We say that $G$ is $< \kappa$-generic over $M$ iff $G$ is $M$-generic for some poset $\mathbb{P}$ such that $M\models |\mathbb{P}| < \kappa$.
I haven't read Woodin's paper but I think he is using an elementary submodel argument (also called a Skolem Hull argument) to show that we have a tree $T^∗$ on $\omega × \kappa$ such that $p[T]=p[T^∗]$ in any $< \kappa$ generic extension of $V$. I think the Hull argument should be by induction on the cardinality of $T$. So we construct an elementary chain $M_\delta$ of substructures of $V_\eta$. These elementary submodels are increasing and all the previous ones are included in the next one. Put everything you need in the first one (i.e ordinals, trees etc..., they're sitting in it as points not as objects themselves). For a limit ordinal we take union as usual.
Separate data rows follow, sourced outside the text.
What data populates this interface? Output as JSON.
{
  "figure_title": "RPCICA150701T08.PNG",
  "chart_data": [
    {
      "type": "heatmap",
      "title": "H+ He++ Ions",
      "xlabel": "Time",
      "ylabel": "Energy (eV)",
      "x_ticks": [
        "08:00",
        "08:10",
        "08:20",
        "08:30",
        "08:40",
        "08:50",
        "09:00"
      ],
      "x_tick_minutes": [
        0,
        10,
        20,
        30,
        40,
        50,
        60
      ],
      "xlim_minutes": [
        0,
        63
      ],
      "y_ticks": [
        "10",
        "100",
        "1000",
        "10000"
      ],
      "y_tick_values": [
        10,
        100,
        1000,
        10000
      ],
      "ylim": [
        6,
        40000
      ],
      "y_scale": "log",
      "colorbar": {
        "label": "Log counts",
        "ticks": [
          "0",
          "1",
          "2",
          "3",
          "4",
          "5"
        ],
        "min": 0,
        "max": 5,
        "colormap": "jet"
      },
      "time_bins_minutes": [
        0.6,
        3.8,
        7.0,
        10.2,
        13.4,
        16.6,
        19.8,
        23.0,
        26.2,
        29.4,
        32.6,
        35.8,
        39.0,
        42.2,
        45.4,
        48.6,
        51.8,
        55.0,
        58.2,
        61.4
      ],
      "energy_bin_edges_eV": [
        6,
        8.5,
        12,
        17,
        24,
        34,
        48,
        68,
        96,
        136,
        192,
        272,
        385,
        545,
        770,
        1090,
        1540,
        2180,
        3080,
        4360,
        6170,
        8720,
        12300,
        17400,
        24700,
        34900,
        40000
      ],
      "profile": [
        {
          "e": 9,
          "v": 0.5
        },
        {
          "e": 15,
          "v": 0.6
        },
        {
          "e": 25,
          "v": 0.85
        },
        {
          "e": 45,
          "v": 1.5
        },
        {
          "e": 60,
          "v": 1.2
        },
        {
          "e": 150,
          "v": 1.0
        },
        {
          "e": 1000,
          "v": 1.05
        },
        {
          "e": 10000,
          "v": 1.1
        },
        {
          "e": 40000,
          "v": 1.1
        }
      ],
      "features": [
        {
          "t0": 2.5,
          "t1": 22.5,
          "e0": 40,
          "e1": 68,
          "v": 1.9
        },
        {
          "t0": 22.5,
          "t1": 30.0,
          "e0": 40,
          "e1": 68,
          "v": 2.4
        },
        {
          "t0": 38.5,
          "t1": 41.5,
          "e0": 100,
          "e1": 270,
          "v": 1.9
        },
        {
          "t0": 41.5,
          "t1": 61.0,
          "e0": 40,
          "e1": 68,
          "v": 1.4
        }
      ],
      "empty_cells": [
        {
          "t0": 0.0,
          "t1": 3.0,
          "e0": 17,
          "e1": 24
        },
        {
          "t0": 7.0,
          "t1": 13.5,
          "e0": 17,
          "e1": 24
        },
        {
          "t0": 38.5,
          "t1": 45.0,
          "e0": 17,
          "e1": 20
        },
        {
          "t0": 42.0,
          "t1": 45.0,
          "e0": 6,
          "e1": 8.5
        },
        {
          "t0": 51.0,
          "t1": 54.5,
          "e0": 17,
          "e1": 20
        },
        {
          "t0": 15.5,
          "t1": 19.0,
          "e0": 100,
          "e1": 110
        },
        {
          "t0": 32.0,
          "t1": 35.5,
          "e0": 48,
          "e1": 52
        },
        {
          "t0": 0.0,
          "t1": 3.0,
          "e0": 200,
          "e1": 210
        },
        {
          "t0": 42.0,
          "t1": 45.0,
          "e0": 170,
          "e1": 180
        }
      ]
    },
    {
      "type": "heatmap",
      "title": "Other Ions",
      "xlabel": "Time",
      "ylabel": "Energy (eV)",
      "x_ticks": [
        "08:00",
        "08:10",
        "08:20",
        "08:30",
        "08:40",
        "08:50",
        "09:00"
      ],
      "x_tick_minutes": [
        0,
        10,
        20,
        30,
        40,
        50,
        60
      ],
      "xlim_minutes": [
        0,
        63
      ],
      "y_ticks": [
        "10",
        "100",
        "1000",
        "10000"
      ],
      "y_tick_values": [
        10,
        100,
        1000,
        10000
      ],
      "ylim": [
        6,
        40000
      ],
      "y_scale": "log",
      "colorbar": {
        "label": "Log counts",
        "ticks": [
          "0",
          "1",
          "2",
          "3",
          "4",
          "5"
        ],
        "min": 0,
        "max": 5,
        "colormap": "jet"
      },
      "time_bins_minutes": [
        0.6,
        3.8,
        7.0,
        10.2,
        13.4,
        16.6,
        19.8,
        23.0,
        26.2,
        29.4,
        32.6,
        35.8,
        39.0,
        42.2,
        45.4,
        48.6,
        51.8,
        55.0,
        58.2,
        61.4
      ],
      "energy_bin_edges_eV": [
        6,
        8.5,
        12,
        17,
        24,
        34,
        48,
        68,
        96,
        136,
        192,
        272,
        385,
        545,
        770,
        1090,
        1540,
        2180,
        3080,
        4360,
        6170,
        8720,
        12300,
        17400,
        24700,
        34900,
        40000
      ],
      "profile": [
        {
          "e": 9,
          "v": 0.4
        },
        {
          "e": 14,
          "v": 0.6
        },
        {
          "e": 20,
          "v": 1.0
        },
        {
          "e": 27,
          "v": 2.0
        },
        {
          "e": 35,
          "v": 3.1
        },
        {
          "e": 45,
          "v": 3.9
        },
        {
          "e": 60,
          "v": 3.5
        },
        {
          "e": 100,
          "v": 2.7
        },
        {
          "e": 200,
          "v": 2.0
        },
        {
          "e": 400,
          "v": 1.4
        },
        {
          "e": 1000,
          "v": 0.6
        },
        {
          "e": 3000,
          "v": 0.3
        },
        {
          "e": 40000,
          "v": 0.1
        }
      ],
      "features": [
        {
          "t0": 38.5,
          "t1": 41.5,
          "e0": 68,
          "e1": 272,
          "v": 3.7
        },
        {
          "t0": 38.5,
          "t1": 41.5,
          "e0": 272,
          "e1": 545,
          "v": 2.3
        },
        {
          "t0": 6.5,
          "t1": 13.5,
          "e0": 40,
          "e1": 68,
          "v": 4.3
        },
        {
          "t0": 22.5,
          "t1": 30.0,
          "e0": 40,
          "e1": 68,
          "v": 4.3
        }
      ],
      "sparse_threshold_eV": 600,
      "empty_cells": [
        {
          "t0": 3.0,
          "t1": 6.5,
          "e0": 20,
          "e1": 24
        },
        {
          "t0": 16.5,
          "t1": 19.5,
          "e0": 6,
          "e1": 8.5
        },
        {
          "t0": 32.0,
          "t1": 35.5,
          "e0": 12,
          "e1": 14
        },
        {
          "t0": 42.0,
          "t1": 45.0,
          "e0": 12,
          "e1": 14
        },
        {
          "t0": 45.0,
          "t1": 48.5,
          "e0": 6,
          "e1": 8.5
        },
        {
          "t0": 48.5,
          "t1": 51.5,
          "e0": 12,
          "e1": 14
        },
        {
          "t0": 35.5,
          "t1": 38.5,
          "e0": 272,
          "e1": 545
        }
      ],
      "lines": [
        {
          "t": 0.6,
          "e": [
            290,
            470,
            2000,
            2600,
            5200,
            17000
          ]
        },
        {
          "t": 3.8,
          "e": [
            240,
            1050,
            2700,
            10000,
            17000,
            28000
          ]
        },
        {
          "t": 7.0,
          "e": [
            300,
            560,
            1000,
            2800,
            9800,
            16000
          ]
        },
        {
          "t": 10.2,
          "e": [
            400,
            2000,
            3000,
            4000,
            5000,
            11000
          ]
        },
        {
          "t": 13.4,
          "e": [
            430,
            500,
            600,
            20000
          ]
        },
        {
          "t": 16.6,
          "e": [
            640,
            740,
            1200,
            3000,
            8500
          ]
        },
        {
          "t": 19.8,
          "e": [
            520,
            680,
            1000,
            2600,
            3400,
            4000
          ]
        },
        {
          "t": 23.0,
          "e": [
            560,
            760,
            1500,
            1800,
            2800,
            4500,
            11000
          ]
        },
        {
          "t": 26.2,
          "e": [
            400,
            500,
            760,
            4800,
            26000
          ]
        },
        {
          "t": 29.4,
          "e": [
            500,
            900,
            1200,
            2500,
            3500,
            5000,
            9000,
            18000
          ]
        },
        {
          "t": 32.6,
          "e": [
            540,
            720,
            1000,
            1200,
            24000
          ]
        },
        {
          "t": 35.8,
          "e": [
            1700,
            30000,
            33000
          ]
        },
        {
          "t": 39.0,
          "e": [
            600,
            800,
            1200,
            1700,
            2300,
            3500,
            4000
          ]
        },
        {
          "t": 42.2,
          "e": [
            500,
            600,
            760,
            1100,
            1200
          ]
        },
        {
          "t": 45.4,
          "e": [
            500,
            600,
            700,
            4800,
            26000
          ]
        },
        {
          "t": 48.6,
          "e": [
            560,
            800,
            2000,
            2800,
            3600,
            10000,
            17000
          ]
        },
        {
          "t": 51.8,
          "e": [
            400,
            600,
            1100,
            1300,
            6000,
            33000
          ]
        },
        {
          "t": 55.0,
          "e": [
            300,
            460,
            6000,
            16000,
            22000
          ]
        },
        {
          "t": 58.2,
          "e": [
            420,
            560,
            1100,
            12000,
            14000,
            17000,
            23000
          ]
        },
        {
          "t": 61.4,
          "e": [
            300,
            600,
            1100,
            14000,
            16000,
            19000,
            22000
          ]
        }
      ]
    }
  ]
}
If at a certain ordinal we have the same projection then we're done. If not then we go to the next elementary submodel and find a contradiction, which wil follow by elementarity.
This theorem of Woodin is the ZFC counterpart to the AD theorem (Martin and Woodin) which says that assuming AD, if $\kappa$ is less than the sup of the Suslin cardinals then every tree on $\omega × \kappa$ is weakly homogeneous.